All serious computer programmers use more than one computer language. Different languages have their own features that cause us to favor the use of one language over another, depending of course, on the task at hand. Sometimes, to complete a programming task and to have produced software that performs according to a specification, the use of one particular language is mandatory. Yet other routines, necessary for the current task, are available and are written in another language.
For this and a number of other reasons, it would be desirable for the programmer to be able to merge sets of object modules (.obj) produced by different compilers into a single load module (.exe). This is possible only if the compilers (the programs that translate the source modules [.for, .c, .cpp, etc.] into object modules) that are written in a mutually compatible format or in sets of formats that all can be read correctly by the linker (the linker is the program that reads the sets of object modules and produces the executable load module.)
Compilers from different vendors are seldom mutually compatible.
Unfortunately, this incompatibility goes much further than just the different object file formats. For compilers to be truely compatible, subroutine calls must be made in precisely the same way. This is just one example.
This author uses Fortran, C, and C++ languages on a daily basis. When a source module is created in one language, it seems foolish to have to translate (or transliterate) it into another language, just for compatibility reasons. So, we invariably end up with sets of routines written in different languages. We want to use all of these sets of routines and we want to use them together.
Also, in using multiple languages, we do not want to change the way we write in any of the languages.
Achieving this compatibility is quite a task. For this to be possible, we must choose the compilers, linker(s), library generators, and operating system(s) carefully. Then, a set of programs, called compiler filters, can be written to rewrite the output of each compiler to achieve this mutual compatibility. This document describes what has been done to accomplish making our compilers "play together".
In order for the remainder of this document to be understood, it is assumed that the reader is totally familiar with the use of X86 assembly language.
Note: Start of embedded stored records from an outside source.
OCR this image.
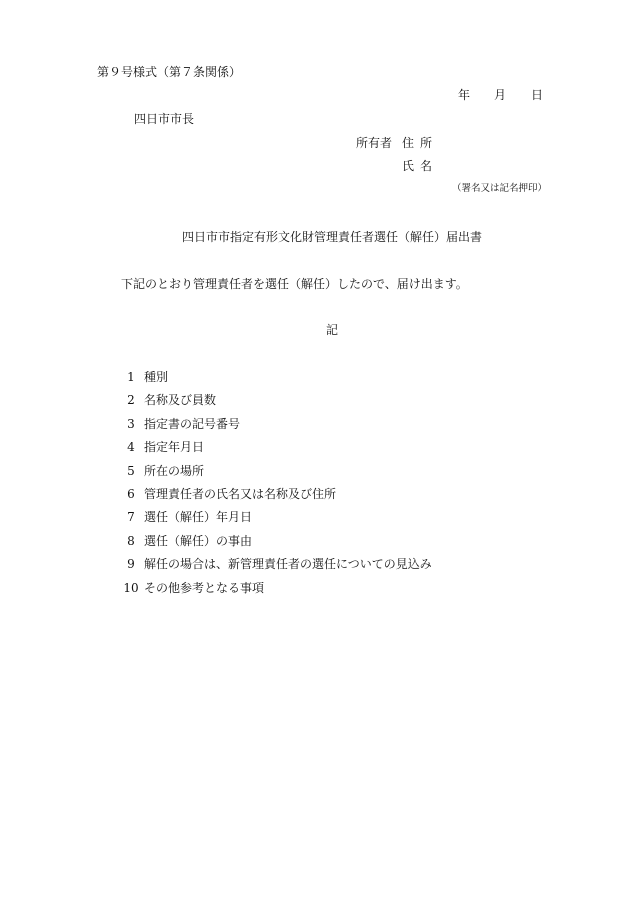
第９号様式（第７条関係）
年 月 日
四日市市長
所有者 住所
氏名
（署名又は記名押印）
四日市市指定有形文化財管理責任者選任（解任）届出書
下記のとおり管理責任者を選任（解任）したので、届け出ます。
記
1 種別
2 名称及び員数
3 指定書の記号番号
4 指定年月日
5 所在の場所
6 管理責任者の氏名又は名称及び住所
7 選任（解任）年月日
8 選任（解任）の事由
9 解任の場合は、新管理責任者の選任についての見込み
10 その他参考となる事項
It is not the intention that this document give this background information.
The compiler filter software described in the document was designed and implemented by John H. Letcher , Professor of Computer Science of the University of Tulsa and President of Synergistic Consultants Incorporated.
On systems running Microsoft Windows NT (3.51, 4.0 and 2000), this author has chosen to use the Fortran-77 compiler from Microway, For the C and C++ languages, the Visual C/C++ 5.0 compiler has been chosen for use. The assembler chosen is the Microsoft Macro Assembler, MASM 6.0. The linker and library generator are supplied by Microsoft.
For a variety of reasons, it is also desirable to be able to translate Fortran source modules directly into the C programming language. For this purpose, this author uses the Fortran to C translation program Promula.Fortran (PFC). This generates a homogeneous C enviornment for porting software to Linux (Unix, Solaris, etc.) Yet, we may still write in Fortran, if we wish.
To achieve mutual compatibility, it was chosen to instruct each compiler to output assembly language. Then, a single assembler could be used to generate the object modules. Since only one program will produce the objects, clearly, there is no compatability problem with regard to object file formats. However,serious problems still remain. The problem here is that the assembly code generated by one compiler will not "play together" with the assembly code produced by another compiler.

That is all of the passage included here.